A stone is thrown vertically upwards with a velocity 40 m/s and is caught back. Taking
g =10 m/s2, calculate the maximum height reached by the stone. What is the net displacement and the total distance covered by the stone?
Answers
Given :
- Initial velocity = 40 m/s
- Acceleration due to gravity = 10 m/s²
- Final velocity = 0 m/s
To find :
- Maximum height reached by the stone
- Net displacement of the stone and the total distance covered when it falls back to the ground
Solution :
To calculate the maximum height reached by the stone, use the first equation of motion.
First equation of motion →
- v² - u² = 2as
where,
v = Final velocity
u = Initial velocity
a = Acceleration due to gravity
s = distance/displacement
we have,
v = 0 m/s
u = 40 m/s
a = - 10 m/s² (Because when the body travels upward the value becomes negative.)
Let us assume the maximum height reached by the stone as s.
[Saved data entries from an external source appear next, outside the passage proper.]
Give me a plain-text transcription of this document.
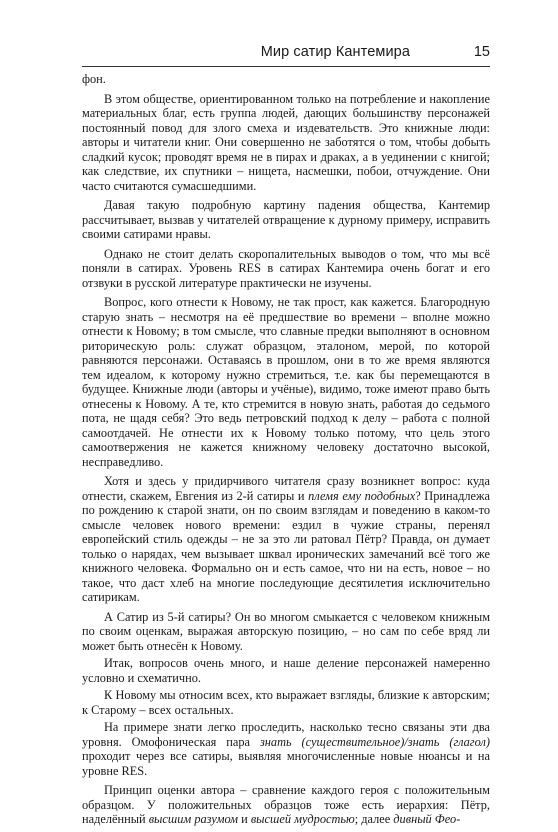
Мир сатир Кантемира	15

фон.

В этом обществе, ориентированном только на потребление и накопление материальных благ, есть группа людей, дающих большинству персонажей постоянный повод для злого смеха и издевательств. Это книжные люди: авторы и читатели книг. Они совершенно не заботятся о том, чтобы добыть сладкий кусок; проводят время не в пирах и драках, а в уединении с книгой; как следствие, их спутники – нищета, насмешки, побои, отчуждение. Они часто считаются сумасшедшими.

Давая такую подробную картину падения общества, Кантемир рассчитывает, вызвав у читателей отвращение к дурному примеру, исправить своими сатирами нравы.

Однако не стоит делать скоропалительных выводов о том, что мы всё поняли в сатирах. Уровень RES в сатирах Кантемира очень богат и его отзвуки в русской литературе практически не изучены.

Вопрос, кого отнести к Новому, не так прост, как кажется. Благородную старую знать – несмотря на её предшествие во времени – вполне можно отнести к Новому; в том смысле, что славные предки выполняют в основном риторическую роль: служат образцом, эталоном, мерой, по которой равняются персонажи. Оставаясь в прошлом, они в то же время являются тем идеалом, к которому нужно стремиться, т.е. как бы перемещаются в будущее. Книжные люди (авторы и учёные), видимо, тоже имеют право быть отнесены к Новому. А те, кто стремится в новую знать, работая до седьмого пота, не щадя себя? Это ведь петровский подход к делу – работа с полной самоотдачей. Не отнести их к Новому только потому, что цель этого самоотвержения не кажется книжному человеку достаточно высокой, несправедливо.

Хотя и здесь у придирчивого читателя сразу возникнет вопрос: куда отнести, скажем, Евгения из 2-й сатиры и племя ему подобных? Принадлежа по рождению к старой знати, он по своим взглядам и поведению в каком-то смысле человек нового времени: ездил в чужие страны, перенял европейский стиль одежды – не за это ли ратовал Пётр? Правда, он думает только о нарядах, чем вызывает шквал иронических замечаний всё того же книжного человека. Формально он и есть самое, что ни на есть, новое – но такое, что даст хлеб на многие последующие десятилетия исключительно сатирикам.

А Сатир из 5-й сатиры? Он во многом смыкается с человеком книжным по своим оценкам, выражая авторскую позицию, – но сам по себе вряд ли может быть отнесён к Новому.

Итак, вопросов очень много, и наше деление персонажей намеренно условно и схематично.

К Новому мы относим всех, кто выражает взгляды, близкие к авторским; к Старому – всех остальных.

На примере знати легко проследить, насколько тесно связаны эти два уровня. Омофоническая пара знать (существительное)/знать (глагол) проходит через все сатиры, выявляя многочисленные новые нюансы и на уровне RES.

Принцип оценки автора – сравнение каждого героя с положительным образцом. У положительных образцов тоже есть иерархия: Пётр, наделённый высшим разумом и высшей мудростью; далее дивный Фео-
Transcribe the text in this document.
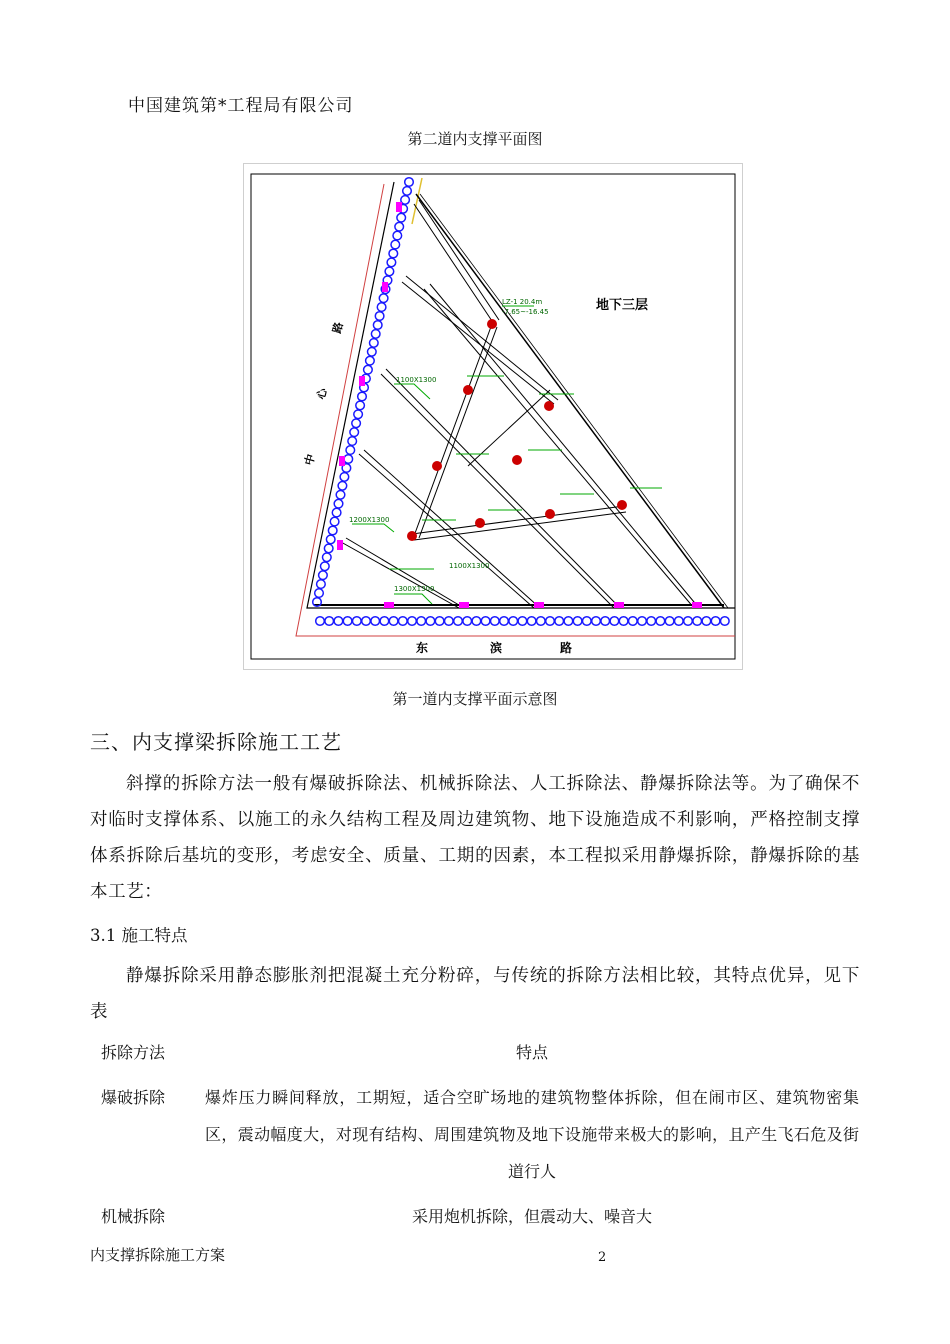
中国建筑第*工程局有限公司
第二道内支撑平面图
1100X1300
1200X1300
1100X1300
1300X1300
LZ-1 20.4m
-7.65~-16.45	地下三层
东	滨	路
中
心
路
第一道内支撑平面示意图
三、内支撑梁拆除施工工艺
斜撑的拆除方法一般有爆破拆除法、机械拆除法、人工拆除法、静爆拆除法等。为了确保不对临时支撑体系、以施工的永久结构工程及周边建筑物、地下设施造成不利影响，严格控制支撑体系拆除后基坑的变形，考虑安全、质量、工期的因素，本工程拟采用静爆拆除，静爆拆除的基本工艺：
3.1 施工特点
静爆拆除采用静态膨胀剂把混凝土充分粉碎，与传统的拆除方法相比较，其特点优异，见下表
拆除方法	特点
爆破拆除	爆炸压力瞬间释放，工期短，适合空旷场地的建筑物整体拆除，但在闹市区、建筑物密集区，震动幅度大，对现有结构、周围建筑物及地下设施带来极大的影响，且产生飞石危及街道行人
机械拆除	采用炮机拆除，但震动大、噪音大
内支撑拆除施工方案	2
Substituting the given values :-
→ (0)² - (40)² = 2 × (- 10) × s
→ 0 - 1600 = - 20 × s
→ - 1600 = - 20 × s
→ - 1600/- 20 = s
→ 80 = s
Therefore,
- The maximum height reached by the stone = 80 m
The body travels 80 m upward and then falls down and covers 80 m again. So, the net displacement of the body is zero. As displacement is the distance from the initial position to the final position. And if the body travels a particular distance and come backs at the same point then the displacement becomes zero but the body has travelled some distance.
Distance covered by the body :-
→ 80 + 80
→ 160
Distance covered by the body = 160 m
Therefore,
- Net displacement of the stone is zero
- Distance covered by the stone = 160 m